陸昱緩慢起身,卻在腰背直立之時眼前一黑,控 制不住地向下栽倒,卻並未感受到觸地的疼痛,原是有人及時扶住了他,而後肩上微微一沉,暖意籠罩周身,似是有人給他披上了大氅,那氅大抵是才被脫下,還帶有體溫和未散的暖香。
“殿下——”那人急促喚道。
陸昱緩緩睜眼,是蔣培風。
“培風,你怎會……” 陸昱早知今日必然要喫些苦頭,但喫這苦頭也是爲了日後能夠拿到的籌碼,故他早已叮囑過薛述無論如何,一定不能入宮替他求情。
可蔣培風怎會在宮中?是巧合還是?
“臣送殿下回府,殿下安心休息。
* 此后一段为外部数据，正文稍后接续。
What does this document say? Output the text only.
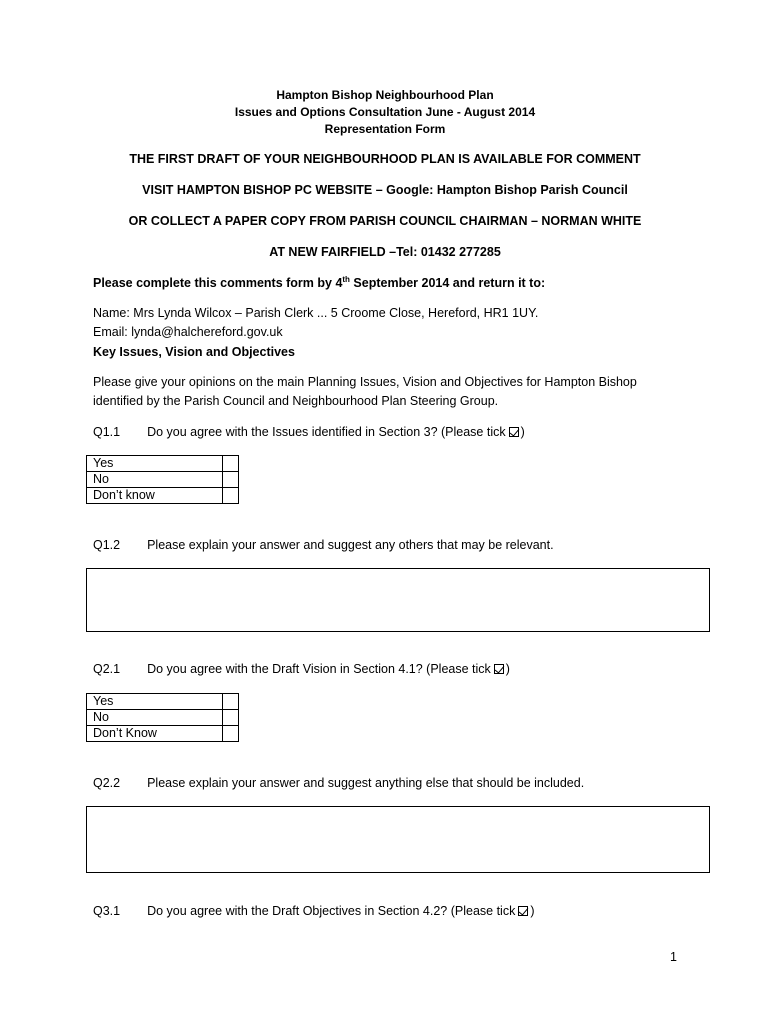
Hampton Bishop Neighbourhood Plan
Issues and Options Consultation June - August 2014
Representation Form
THE FIRST DRAFT OF YOUR NEIGHBOURHOOD PLAN IS AVAILABLE FOR COMMENT
VISIT HAMPTON BISHOP PC WEBSITE – Google: Hampton Bishop Parish Council
OR COLLECT A PAPER COPY FROM PARISH COUNCIL CHAIRMAN – NORMAN WHITE
AT NEW FAIRFIELD –Tel: 01432 277285
Please complete this comments form by 4th September 2014 and return it to:
Name: Mrs Lynda Wilcox – Parish Clerk ... 5 Croome Close, Hereford, HR1 1UY.
Email: lynda@halchereford.gov.uk
Key Issues, Vision and Objectives
Please give your opinions on the main Planning Issues, Vision and Objectives for Hampton Bishop
identified by the Parish Council and Neighbourhood Plan Steering Group.
Q1.1 Do you agree with the Issues identified in Section 3? (Please tick )
Yes	
No	
Don’t know	
Q1.2 Please explain your answer and suggest any others that may be relevant.
Q2.1 Do you agree with the Draft Vision in Section 4.1? (Please tick )
Yes	
No	
Don’t Know	
Q2.2 Please explain your answer and suggest anything else that should be included.
Q3.1 Do you agree with the Draft Objectives in Section 4.2? (Please tick )
1
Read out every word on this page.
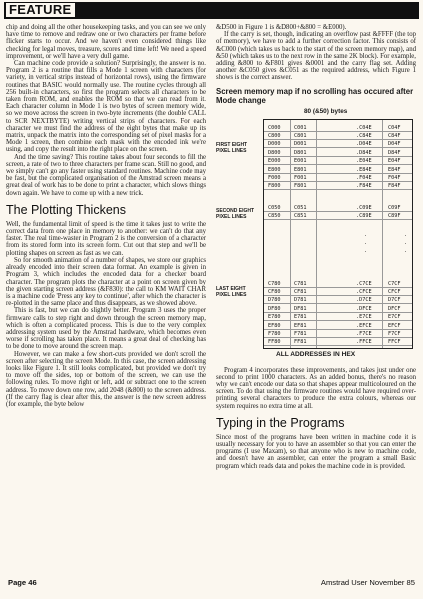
FEATURE

chip and doing all the other housekeeping tasks, and you can see we only have time to remove and redraw one or two characters per frame before flicker starts to occur. And we haven't even considered things like checking for legal moves, treasure, scores and time left! We need a speed improvement, or we'll have a very dull game.

Can machine code provide a solution? Surprisingly, the answer is no. Program 2 is a routine that fills a Mode 1 screen with characters (for variety, in vertical strips instead of horizontal rows), using the firmware routines that BASIC would normally use. The routine cycles through all 256 built-in characters, so first the program selects all characters to be taken from ROM, and enables the ROM so that we can read from it. Each character column in Mode 1 is two bytes of screen memory wide, so we move across the screen in two-byte increments (the double CALL to SCR NEXTBYTE) writing vertical strips of characters. For each character we must find the address of the eight bytes that make up its matrix, unpack the matrix into the corresponding set of pixel masks for a Mode 1 screen, then combine each mask with the encoded ink we're using, and copy the result into the right place on the screen.

And the time saving? This routine takes about four seconds to fill the screen, a rate of two to three characters per frame scan. Still no good, and we simply can't go any faster using standard routines. Machine code may be fast, but the complicated organisation of the Amstrad screen means a great deal of work has to be done to print a character, which slows things down again. We have to come up with a new trick.

The Plotting Thickens

Well, the fundamental limit of speed is the time it takes just to write the correct data from one place in memory to another: we can't do that any faster. The real time-waster in Program 2 is the conversion of a character from its stored form into its screen form. Cut out that step and we'll be plotting shapes on screen as fast as we can.

So for smooth animation of a number of shapes, we store our graphics already encoded into their screen data format. An example is given in Program 3, which includes the encoded data for a checker board character. The program plots the character at a point on screen given by the given starting screen address (&F830): the call to KM WAIT CHAR is a machine code 'Press any key to continue', after which the character is re-plotted in the same place and thus disappears, as we showed above.

This is fast, but we can do slightly better. Program 3 uses the proper firmware calls to step right and down through the screen memory map, which is often a complicated process. This is due to the very complex addressing system used by the Amstrad hardware, which becomes even worse if scrolling has taken place. It means a great deal of checking has to be done to move around the screen map.

However, we can make a few short-cuts provided we don't scroll the screen after selecting the screen Mode. In this case, the screen addressing looks like Figure 1. It still looks complicated, but provided we don't try to move off the sides, top or bottom of the screen, we can use the following rules. To move right or left, add or subtract one to the screen address. To move down one row, add 2048 (&800) to the screen address. (If the carry flag is clear after this, the answer is the new screen address (for example, the byte below

&D500 in Figure 1 is &D800+&800 = &E000).

If the carry is set, though, indicating an overflow past &FFFF (the top of memory), we have to add a further correction factor. This consists of &C000 (which takes us back to the start of the screen memory map), and &50 (which takes us to the next row in the same 2K block). For example, adding &800 to &F801 gives &0001 and the carry flag set. Adding another &C050 gives &C051 as the required address, which Figure 1 shows is the correct answer.

Screen memory map if no scrolling has occured after Mode change
80 (&50) bytes
FIRST EIGHT PIXEL LINES
SECOND EIGHT PIXEL LINES
LAST EIGHT PIXEL LINES
C000	C001	.C04E	C04F
C800	C801	.C84E	C84F
D000	D001	.D04E	D04F
D800	D801	.D84E	D84F
E000	E001	.E04E	E04F
E800	E801	.E84E	E84F
F000	F001	.F04E	F04F
F800	F801	.F84E	F84F
C050	C051	.C09E	C09F
C850	C851	.C89E	C89F
C780	C781	.C7CE	C7CF
CF80	CF81	.CFCE	CFCF
D780	D781	.D7CE	D7CF
DF80	DF81	.DFCE	DFCF
E780	E781	.E7CE	E7CF
EF80	EF81	.EFCE	EFCF
F780	F781	.F7CE	F7CF
FF80	FF81	.FFCE	FFCF
.
.
.
.
.
.
ALL ADDRESSES IN HEX

Program 4 incorporates these improvements, and takes just under one second to print 1000 characters. As an added bonus, there's no reason why we can't encode our data so that shapes appear multicoloured on the screen. To do that using the firmware routines would have required over-printing several characters to produce the extra colours, whereas our system requires no extra time at all.

Typing in the Programs

Since most of the programs have been written in machine code it is usually necessary for you to have an assembler so that you can enter the programs (I use Maxam), so that anyone who is new to machine code, and doesn't have an assembler, can enter the program a small Basic program which reads data and pokes the machine code in is provided.

Page 46	Amstrad User November 85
”蔣培風一面寬慰,一面將陸昱連那雪貂大氅穩穩背起。
陸昱趴伏在蔣培風的背上,陣陣暖意順着那人的背心透進自己的胸膛,後背也攏着帶有那人體溫的雪貂大氅,陸昱只覺幸福到心房脹痛,他在心中不停輕喚:“培風,培風,培風……” 他好想鼓足勇氣問他一問,不爲奪權,不爲站隊,只想出於本心問問他:你心裏面到底有沒有我?
陸昱垂下眼眸,看着這個穩當地揹着自己一步步向宮門走去之人俊美的側臉——他的額上已微微滲出細汗,臉頰也因爲負重微微泛起桃紅色。
陸昱沒忍住,微微擡手用朝服袖子輕輕拭去蔣培風額前的細汗,他內心有千言萬語快要壓抑不住,想要爭先恐後地湧出,卻還是隻輕輕問道:“我是不是很重?”
聞言,蔣培風低聲笑了,胸腔微微震動,也讓陸昱的胸膛震顫:“殿下是不是考慮太多了?放心吧,一點也不重。”
陸昱輕哼一聲,微微一笑,不再接話。他的周身暖意融融,心下無比安定,身體越來越輕,眼皮越來越沉,終是堅持不住,將全身重量交付於蔣培風,放任自己陷入黑暗。
感覺肩頭一沉,蔣培風輕輕喚道:“殿下?” 並未聽到應答,只能感覺到背上那人的鼻息微微拂在頸側,略微酥癢。他將人向上帶了帶,繼續向宮門口走去。
陸昱再睜開眼睛時,第一眼看到的便是臥榻的帳幔,他已經回到了昭王府。